Hi,
I am prototyping a system which sends all INSERT/UPDATE/DELETE events
to a third party software, I do:
CREATE TABLE data (id Serial PRIMARY KEY, data VARCHAR(255));
CREATE TABLE log (op CHAR(6), id integer, data VARCHAR(255));
CREATE OR REPLACE RULE send_notify AS ON INSERT TO log DO ALSO NOTIFY logevent;
CREATE OR REPLACE FUNCTION log_event() RETURNS TRIGGER AS $$
BEGIN
IF (TG_OP = 'DELETE') THEN
INSERT INTO log VALUES ('DELETE', OLD.id, OLD.data);
ELSIF (TG_OP = 'UPDATE') THEN
INSERT INTO log VALUES ('UPDATE', NEW.id, NEW.data);
ELSIF (TG_OP = 'INSERT') THEN
INSERT INTO log VALUES ('INSERT', NEW.id, NEW.data);
END IF;
RETURN NULL;
END;
$$ LANGUAGE plpgsql;
CREATE TRIGGER log_event_trigger AFTER INSERT OR UPDATE OR DELETE ON
data FOR EACH ROW EXECUTE PROCEDURE log_event();
A simple client program is used to wait for the NOTIFY logevent and
query the log table to send the changes, then delete what he has sent.

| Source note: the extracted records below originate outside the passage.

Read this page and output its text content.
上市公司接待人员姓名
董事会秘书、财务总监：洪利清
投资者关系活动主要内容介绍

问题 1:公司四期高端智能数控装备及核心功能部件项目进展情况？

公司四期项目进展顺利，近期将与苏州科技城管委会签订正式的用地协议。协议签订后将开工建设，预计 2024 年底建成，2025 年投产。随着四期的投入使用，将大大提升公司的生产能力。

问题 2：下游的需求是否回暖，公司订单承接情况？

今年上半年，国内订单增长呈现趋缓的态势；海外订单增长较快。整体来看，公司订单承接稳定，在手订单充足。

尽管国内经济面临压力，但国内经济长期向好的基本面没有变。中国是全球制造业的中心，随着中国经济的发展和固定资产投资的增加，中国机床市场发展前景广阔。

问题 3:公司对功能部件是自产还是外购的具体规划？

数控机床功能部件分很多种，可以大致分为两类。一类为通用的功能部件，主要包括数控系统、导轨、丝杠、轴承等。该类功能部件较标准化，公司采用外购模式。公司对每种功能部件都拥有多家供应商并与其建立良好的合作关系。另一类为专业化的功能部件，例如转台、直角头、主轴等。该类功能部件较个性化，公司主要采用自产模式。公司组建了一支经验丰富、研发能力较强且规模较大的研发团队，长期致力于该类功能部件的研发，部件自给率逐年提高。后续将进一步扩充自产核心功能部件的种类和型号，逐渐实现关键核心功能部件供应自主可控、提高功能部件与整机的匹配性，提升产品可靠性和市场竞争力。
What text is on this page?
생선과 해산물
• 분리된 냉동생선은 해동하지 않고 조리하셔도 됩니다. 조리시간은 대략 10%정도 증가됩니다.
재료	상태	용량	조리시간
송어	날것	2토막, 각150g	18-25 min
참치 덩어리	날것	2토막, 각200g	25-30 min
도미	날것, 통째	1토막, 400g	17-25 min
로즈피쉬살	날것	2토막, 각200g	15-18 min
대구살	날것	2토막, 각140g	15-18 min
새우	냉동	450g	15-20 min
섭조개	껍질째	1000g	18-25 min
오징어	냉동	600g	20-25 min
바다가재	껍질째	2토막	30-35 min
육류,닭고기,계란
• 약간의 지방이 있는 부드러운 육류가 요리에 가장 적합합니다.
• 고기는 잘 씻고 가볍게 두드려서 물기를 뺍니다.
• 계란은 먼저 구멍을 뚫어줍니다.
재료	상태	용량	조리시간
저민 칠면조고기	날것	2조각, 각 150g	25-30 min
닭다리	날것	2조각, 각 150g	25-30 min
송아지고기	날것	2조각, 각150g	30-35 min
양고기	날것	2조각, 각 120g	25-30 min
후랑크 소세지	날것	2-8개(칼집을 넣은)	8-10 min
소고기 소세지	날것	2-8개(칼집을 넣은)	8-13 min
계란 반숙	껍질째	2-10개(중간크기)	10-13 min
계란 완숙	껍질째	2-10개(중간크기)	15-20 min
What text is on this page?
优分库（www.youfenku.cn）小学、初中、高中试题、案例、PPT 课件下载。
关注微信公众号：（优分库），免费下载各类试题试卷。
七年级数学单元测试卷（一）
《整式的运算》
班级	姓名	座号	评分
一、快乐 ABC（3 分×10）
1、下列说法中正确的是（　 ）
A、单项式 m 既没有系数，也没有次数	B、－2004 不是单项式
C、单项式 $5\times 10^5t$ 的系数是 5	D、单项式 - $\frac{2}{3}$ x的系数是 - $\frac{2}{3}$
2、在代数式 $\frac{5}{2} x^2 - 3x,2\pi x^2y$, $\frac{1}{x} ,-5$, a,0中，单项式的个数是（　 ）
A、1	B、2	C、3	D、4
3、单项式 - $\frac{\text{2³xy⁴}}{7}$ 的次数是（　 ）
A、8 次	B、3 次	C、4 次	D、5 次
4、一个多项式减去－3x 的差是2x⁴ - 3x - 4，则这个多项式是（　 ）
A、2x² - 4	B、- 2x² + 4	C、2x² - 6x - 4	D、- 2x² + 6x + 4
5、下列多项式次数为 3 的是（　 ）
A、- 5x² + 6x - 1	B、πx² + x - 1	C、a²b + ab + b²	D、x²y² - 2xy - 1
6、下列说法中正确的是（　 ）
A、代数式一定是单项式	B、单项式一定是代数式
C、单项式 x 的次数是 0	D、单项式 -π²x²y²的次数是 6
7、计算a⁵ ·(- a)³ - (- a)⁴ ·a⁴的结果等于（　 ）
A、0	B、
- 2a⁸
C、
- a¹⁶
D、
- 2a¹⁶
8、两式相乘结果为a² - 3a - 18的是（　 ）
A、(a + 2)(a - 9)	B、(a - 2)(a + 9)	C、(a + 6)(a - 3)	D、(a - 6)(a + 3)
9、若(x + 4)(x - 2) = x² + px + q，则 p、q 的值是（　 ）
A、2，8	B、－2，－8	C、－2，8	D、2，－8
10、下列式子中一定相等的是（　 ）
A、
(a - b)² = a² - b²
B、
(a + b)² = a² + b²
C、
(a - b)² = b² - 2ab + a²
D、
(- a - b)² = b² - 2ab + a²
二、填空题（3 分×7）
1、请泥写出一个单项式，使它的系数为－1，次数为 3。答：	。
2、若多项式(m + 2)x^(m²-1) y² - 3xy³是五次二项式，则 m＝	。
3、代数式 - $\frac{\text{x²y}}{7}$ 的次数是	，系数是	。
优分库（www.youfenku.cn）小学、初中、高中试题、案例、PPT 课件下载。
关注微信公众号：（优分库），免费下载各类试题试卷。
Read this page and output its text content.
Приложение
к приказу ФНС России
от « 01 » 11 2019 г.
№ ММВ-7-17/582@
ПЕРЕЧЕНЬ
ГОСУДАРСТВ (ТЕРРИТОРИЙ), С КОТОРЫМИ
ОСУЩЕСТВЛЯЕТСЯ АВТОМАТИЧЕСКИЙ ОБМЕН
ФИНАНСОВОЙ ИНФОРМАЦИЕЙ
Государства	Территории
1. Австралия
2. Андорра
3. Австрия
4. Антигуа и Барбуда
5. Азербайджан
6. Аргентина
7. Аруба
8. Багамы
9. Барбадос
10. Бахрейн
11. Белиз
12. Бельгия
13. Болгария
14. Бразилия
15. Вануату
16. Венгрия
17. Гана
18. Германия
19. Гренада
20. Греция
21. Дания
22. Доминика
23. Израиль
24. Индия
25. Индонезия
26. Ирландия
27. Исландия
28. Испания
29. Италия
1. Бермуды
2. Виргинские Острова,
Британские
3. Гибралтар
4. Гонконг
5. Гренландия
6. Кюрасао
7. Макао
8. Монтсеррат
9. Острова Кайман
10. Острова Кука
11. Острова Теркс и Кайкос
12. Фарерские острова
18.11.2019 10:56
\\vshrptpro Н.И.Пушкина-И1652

When I inserted data to TABLE data with the rate of about 25 every
second, the client can receive the notifies without any problem, and
when I use 3 similar programs to feed data, which means about 75
events every second, I found that Postgres didn't send NOTIFY
opportunely, since the client do SELECT query every several hundreds
seconds, which is too long to be acceptable.
So what I want to know is, is there anything wrong with my idea? and
how frequence can LISTEN/NOTIFY support? Thanks.